Il programma consiste nella sensibilizzazione dell’opinione pubblica, nel coordinamento, cooperazione e creazione di reti tra organizzazioni europee in materia di sviluppo.

«Si tratta di un impegno pluriennale – sottolinea Marco Amagliani, assessore regionale alla cooperazione allo sviluppo – che si caratterizza per la capacità di coinvolgere e valorizzare, in una logica di sistema e di messa in rete, il patrimonio di esperienza, di competenza e di “buone pratiche” di tutti gli attori pubblici e privati: dagli enti locali, alle associazioni del volontariato, dalle organizzazioni di categoria alle Università».

Particolare attenzione è rivolta quindi ai temi della panificazione territoriale, del trasporto pubblico e della prevenzione dei rischi.
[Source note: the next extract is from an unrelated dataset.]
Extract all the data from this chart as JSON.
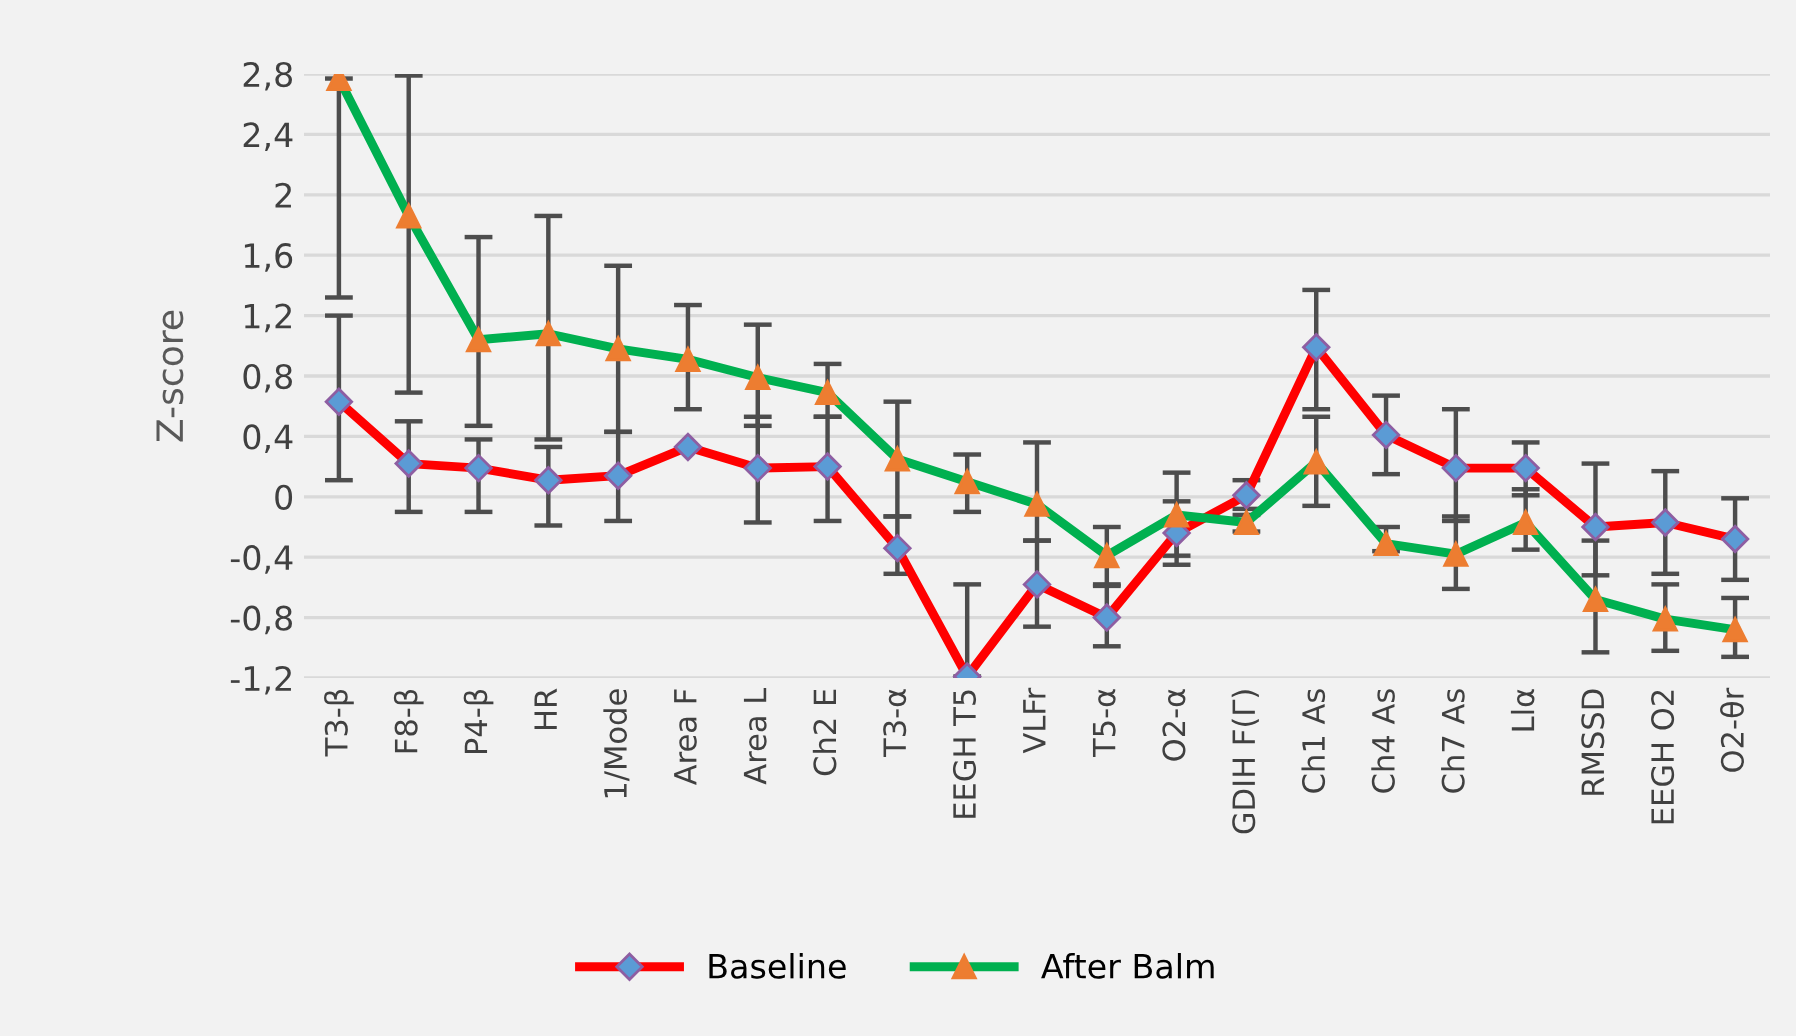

Altri temi prioritari sono la riduzione della povertà, la promozione dei diritti umani, la valorizzazione del ruolo della donna, diritti dei bambini, degli anziani e dei disabili, la lotta contro l’Aids, l’ambiente e il cambiamento climatico.
Le azioni devono aver luogo in almeno due paesi, con priorità assoluta verso quelli meno sviluppati.

Il progetto vuole sensibilizzare l’opinione pubblica sulle questioni dello sviluppo dell’Unione Europea, in particolare dei 12 nuovi stati membri, e promuovere relazioni più eque tra paesi sviluppati e paesi in via di sviluppo.
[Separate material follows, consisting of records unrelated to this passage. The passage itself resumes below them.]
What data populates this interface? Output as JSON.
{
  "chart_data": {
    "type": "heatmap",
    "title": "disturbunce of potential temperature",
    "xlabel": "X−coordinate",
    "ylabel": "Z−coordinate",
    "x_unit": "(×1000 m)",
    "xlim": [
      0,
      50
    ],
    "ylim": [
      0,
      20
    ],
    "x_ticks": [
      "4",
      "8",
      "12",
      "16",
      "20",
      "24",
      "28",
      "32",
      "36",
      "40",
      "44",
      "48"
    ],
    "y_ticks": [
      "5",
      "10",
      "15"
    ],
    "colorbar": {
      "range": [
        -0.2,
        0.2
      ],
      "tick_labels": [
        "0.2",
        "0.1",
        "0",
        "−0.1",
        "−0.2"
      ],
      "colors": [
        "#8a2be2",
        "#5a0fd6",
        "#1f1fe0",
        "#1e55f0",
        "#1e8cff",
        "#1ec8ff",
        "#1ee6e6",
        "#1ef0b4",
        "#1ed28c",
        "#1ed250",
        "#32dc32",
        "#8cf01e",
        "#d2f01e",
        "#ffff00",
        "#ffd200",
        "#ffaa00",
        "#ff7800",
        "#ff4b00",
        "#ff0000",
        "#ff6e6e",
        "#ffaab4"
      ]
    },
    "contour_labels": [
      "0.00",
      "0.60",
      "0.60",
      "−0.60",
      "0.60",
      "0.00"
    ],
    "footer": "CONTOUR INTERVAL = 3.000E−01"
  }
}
Anche in questo caso, particolare attenzione è rivolta a settori di rilevante interesse sociale, quali emigrazione, lavoro, ambiente, commercio, compreso quello equo e solidale, sicurezza, lavoro, diritti umani, ambiente e tutela della salute, mezzi di comunicazione.

Di rilievo il tema della riduzione della povertà nel contesto dello sviluppo sostenibile, compreso il perseguimento degli “Obiettivi di Sviluppo del Millennio” nei paesi dell’Africa sub-sahariana.